UCS partners with CAI to hold a two-day workshop in La Jolla, California that brings together two dozen leading scholars and practitioners to discuss how lessons from tobacco control might inform public and policy maker understanding of fossil fuel company responsibilities for climate change. Publishes Establishing Accountability for Climate Change Damages: Lessons from Tobacco Control on the proceedings.
UCS releases A Climate of Corporate Control that looks at statements and actions on climate science and policy by 28 US companies, including ExxonMobil; shows how these contributions can be problematic; and suggests steps that Congress, the public, the media, and companies themselves can take to address the problem.

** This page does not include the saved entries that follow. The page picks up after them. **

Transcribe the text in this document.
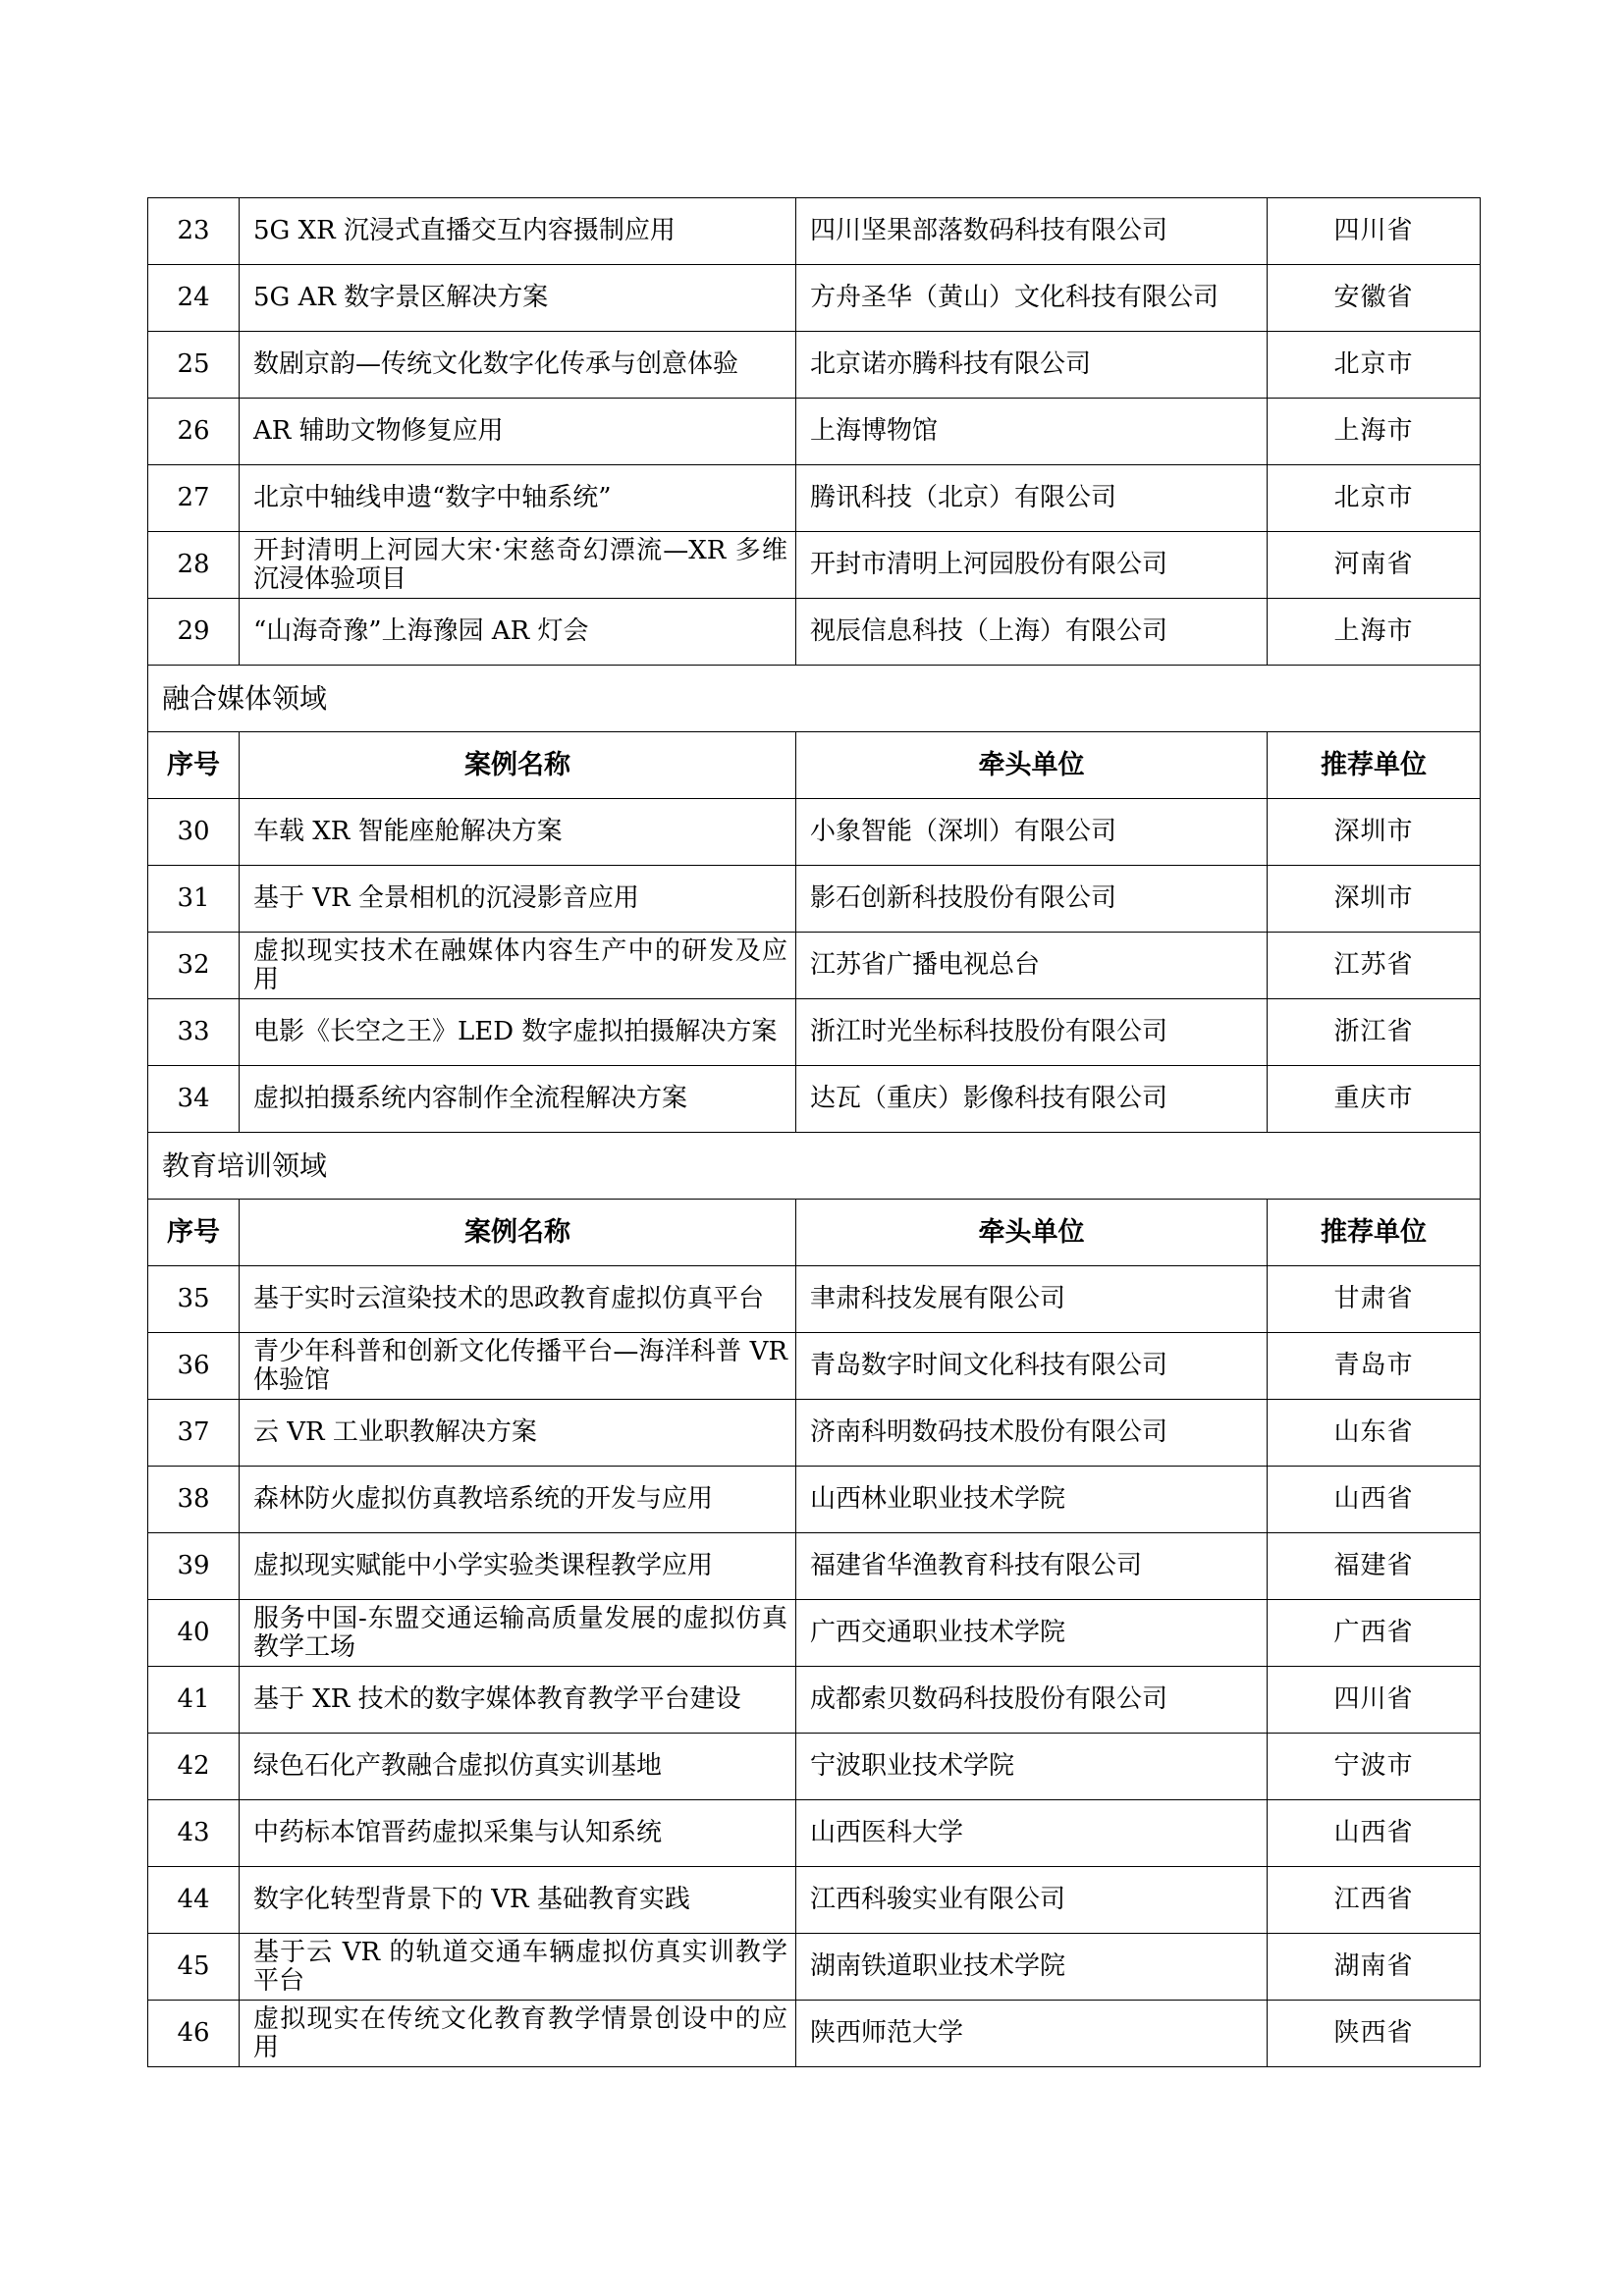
23	5G XR 沉浸式直播交互内容摄制应用	四川坚果部落数码科技有限公司	四川省
24	5G AR 数字景区解决方案	方舟圣华（黄山）文化科技有限公司	安徽省
25	数剧京韵—传统文化数字化传承与创意体验	北京诺亦腾科技有限公司	北京市
26	AR 辅助文物修复应用	上海博物馆	上海市
27	北京中轴线申遗“数字中轴系统”	腾讯科技（北京）有限公司	北京市
28	开封清明上河园大宋·宋慈奇幻漂流—XR 多维沉浸体验项目	开封市清明上河园股份有限公司	河南省
29	“山海奇豫”上海豫园 AR 灯会	视辰信息科技（上海）有限公司	上海市
融合媒体领域			
序号	案例名称	牵头单位	推荐单位
30	车载 XR 智能座舱解决方案	小象智能（深圳）有限公司	深圳市
31	基于 VR 全景相机的沉浸影音应用	影石创新科技股份有限公司	深圳市
32	虚拟现实技术在融媒体内容生产中的研发及应用	江苏省广播电视总台	江苏省
33	电影《长空之王》LED 数字虚拟拍摄解决方案	浙江时光坐标科技股份有限公司	浙江省
34	虚拟拍摄系统内容制作全流程解决方案	达瓦（重庆）影像科技有限公司	重庆市
教育培训领域			
序号	案例名称	牵头单位	推荐单位
35	基于实时云渲染技术的思政教育虚拟仿真平台	聿肃科技发展有限公司	甘肃省
36	青少年科普和创新文化传播平台—海洋科普 VR 体验馆	青岛数字时间文化科技有限公司	青岛市
37	云 VR 工业职教解决方案	济南科明数码技术股份有限公司	山东省
38	森林防火虚拟仿真教培系统的开发与应用	山西林业职业技术学院	山西省
39	虚拟现实赋能中小学实验类课程教学应用	福建省华渔教育科技有限公司	福建省
40	服务中国-东盟交通运输高质量发展的虚拟仿真教学工场	广西交通职业技术学院	广西省
41	基于 XR 技术的数字媒体教育教学平台建设	成都索贝数码科技股份有限公司	四川省
42	绿色石化产教融合虚拟仿真实训基地	宁波职业技术学院	宁波市
43	中药标本馆晋药虚拟采集与认知系统	山西医科大学	山西省
44	数字化转型背景下的 VR 基础教育实践	江西科骏实业有限公司	江西省
45	基于云 VR 的轨道交通车辆虚拟仿真实训教学平台	湖南铁道职业技术学院	湖南省
46	虚拟现实在传统文化教育教学情景创设中的应用	陕西师范大学	陕西省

UCS releases Heads They Win, Tails We Lose: How Corporations Corrupt Science at the Public’s Expense. Included in the report are descriptions of how ExxonMobil downplayed scientific evidence on climate change, promoted experts to undermine the scientific consensus, and funded groups that worked to confuse the public. It also puts a spotlight on Phil Cooney, a former American Petroleum Institute executive who took a top position at ExxonMobil after he was caught rewriting climate change reports in the George W. Bush White House.
ExxonMobil pledges to stop funding certain of the climate denial groups in response to Smoke, Mirrors, and Hot Air report, including the Competitive Enterprise Institute.
UCS publishes Smoke, Mirrors and Hot Air: How ExxonMobil Uses Big Tobacco's Tactics to Manufacture Uncertainty on Climate Science. The report reveals that, between 1998 and 2005, ExxonMobil funneled nearly $16 million to a network of some 40 front groups to disseminate misinformation about climate science.